Je comprends ma peinture comme une interrogation sur l'être, ou plutôt une rencontre avec l'être, qui tient à la fois de la fabrication et de l'heur. La toile peinte correspond à l'aboutissement [transitoire] du désir au travail dans la matière picturale – elle est un processus sédimenté [un être devenu].

Au départ [au commencement...], la toile est un silence indéterminé. Le désir s'y produit comme une intentionnalité vague, qui provoque ce silence afin de l'amener à l'expression – de lui donner la parole.
Peindre, c'est, pour moi, chercher à faire coïncider ce que vise le désir et ce que la matière permet [c'est donner une chair au désir]. Lorsque je peins, j'essaie d'être attentif à ce qui se passe au cours du travail, afin de lui permettre de soutenir le désir dans sa trouée vers la forme. Il ne s'agit pas tant d'une mise en retrait que d'une mise à l'écoute.
Chaque fois, la peinture tend à réaliser une harmonie qui se présente avec la même évidence qu'un être en première personne. [La toile est un être humain symbolique et artificiel – chiropoïète]. Elle adhère au mythe de la singularité, non pas en tant qu'originalité, mais en tant que capacité à tenir la place de sujet parlant. La toile peinte tend selon moi à l'achèvement d'un être singulier [inachèvement] et peindre, c'est me mettre au service de cette possible singularité.
Ceci demande de développer une écoute dont l'organe réside dans le travail de la matière picturale [peindre est un « se faire »]. Par le pinceau – par les instruments qui tracent – le désir investit la couleur, les pigments, les liants, les colles qui font la chair du tableau. Par le pinceau, il s'agit de donner la parole à la peinture [amener la peinture à l'expression], c'est-à-dire de créer la béance : la toile peinte ne peut parler que si elle forme ouverture, béance, bouche.
La toile vierge du commencement n'est donc pas à proprement parler un vide.
Le vide, la trouée, ce par quoi pourra parler la peinture [l'organe de sa parole], c'est au contraire le résultat. La fabrication du tableau consiste précisément à pratiquer cette ouverture dans l'épaisseur de sa chair, à ouvrir la fente par où pourra surgir l'être.
La toile peinte s'assimile alors à une bouche symbolique [organe de la parole et de la saveur] qui parle pour autant qu'elle met la réalité en perce.
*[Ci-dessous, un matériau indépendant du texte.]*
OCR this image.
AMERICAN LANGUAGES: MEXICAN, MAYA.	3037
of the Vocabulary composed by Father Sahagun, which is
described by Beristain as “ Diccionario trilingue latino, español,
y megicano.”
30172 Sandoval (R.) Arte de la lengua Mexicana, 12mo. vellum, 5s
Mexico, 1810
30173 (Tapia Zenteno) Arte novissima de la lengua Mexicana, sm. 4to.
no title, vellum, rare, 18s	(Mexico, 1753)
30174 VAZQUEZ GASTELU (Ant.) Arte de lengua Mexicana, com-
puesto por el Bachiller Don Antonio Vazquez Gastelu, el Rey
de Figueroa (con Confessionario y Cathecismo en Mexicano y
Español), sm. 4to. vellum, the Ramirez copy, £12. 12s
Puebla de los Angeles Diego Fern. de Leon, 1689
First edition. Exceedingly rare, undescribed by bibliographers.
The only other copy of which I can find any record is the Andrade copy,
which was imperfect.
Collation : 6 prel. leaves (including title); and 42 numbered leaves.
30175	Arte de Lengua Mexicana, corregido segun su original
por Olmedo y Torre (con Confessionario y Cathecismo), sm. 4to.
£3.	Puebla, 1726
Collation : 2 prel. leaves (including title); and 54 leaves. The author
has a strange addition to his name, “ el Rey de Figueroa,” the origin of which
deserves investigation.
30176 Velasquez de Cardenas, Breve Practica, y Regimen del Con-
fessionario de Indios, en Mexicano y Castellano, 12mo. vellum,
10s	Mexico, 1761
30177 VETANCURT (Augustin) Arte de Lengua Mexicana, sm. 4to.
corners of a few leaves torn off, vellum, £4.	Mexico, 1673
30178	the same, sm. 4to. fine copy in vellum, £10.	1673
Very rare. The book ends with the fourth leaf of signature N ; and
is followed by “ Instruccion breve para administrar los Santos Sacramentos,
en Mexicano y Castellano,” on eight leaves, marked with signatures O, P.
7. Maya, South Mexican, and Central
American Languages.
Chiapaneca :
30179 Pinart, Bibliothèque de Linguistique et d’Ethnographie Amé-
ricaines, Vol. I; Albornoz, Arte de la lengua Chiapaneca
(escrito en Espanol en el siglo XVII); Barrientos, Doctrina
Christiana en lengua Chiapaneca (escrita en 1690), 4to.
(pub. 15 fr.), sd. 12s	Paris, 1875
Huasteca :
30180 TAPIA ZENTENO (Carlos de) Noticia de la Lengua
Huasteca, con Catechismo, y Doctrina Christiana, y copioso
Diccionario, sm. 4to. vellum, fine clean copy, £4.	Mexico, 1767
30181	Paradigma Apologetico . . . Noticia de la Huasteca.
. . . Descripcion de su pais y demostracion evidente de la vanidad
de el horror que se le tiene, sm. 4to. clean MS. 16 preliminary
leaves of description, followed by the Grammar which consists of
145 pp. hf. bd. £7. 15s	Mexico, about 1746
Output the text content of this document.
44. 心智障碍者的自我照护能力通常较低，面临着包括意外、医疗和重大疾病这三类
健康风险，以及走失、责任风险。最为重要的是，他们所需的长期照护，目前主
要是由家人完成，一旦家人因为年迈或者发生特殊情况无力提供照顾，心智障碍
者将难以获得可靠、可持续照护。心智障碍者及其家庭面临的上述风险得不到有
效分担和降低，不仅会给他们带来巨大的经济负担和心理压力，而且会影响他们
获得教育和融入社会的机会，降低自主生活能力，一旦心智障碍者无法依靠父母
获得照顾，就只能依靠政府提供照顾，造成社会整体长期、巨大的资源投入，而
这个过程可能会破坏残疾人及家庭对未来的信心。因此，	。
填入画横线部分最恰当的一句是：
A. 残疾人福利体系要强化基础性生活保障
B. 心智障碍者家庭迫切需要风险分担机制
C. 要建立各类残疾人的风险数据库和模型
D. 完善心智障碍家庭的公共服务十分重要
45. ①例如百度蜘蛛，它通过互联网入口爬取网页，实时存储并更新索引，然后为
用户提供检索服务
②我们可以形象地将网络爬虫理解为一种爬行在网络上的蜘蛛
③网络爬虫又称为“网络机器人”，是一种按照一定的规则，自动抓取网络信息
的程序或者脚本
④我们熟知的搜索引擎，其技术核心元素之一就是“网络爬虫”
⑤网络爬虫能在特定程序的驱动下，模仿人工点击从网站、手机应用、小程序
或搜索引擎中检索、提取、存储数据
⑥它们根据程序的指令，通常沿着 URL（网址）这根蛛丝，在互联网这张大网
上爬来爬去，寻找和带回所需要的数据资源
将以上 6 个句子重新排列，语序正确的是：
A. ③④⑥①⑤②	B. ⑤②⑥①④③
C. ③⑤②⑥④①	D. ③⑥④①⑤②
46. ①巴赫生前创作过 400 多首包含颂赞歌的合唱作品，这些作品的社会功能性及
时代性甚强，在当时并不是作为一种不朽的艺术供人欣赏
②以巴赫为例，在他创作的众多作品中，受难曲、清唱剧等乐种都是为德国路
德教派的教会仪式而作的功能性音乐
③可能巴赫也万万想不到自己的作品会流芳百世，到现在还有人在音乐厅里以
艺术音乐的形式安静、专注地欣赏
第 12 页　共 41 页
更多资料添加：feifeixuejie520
Elle accède à la parole si le travail réussit à laisser venir ce qui parle en elle [le désir qui l'a façonnée]. Peindre requiert pour cela de garder le fil du désir initial, et s'apparente à écrire et suivre l'histoire de ce désir [peindre, c'est faire – poétiser – le désir].
La toile peinte est enfin un faire devenu, un devenir révélé. La parole qu'elle manifeste y offre à la rumination le devenir de l'être comme expression du désir : le désir se produit dans le devenir du tableau [advient et s'y met en scène]. Là où parle la toile, il y a écoute, il y a rencontre. La toile est dialogue [dialectique].
La toile accède à l'expression à l'occasion d'une rencontre de singularité à singularité [chair à chair]. Dans cette rencontre, la toile peinte offre à la manducation la saveur de l'être. A manducation symbolique, bouche symbolique : l'organe de cette manducation est l'œil – et par l'œil l'être entier, la chair entière. A la bouche qui parle répond la bouche qui goûte. Cette rencontre est l'histoire continuée du désir.

Ma peinture, si l'occasion lui est donnée de parler, voudrait donner l'être à goûter.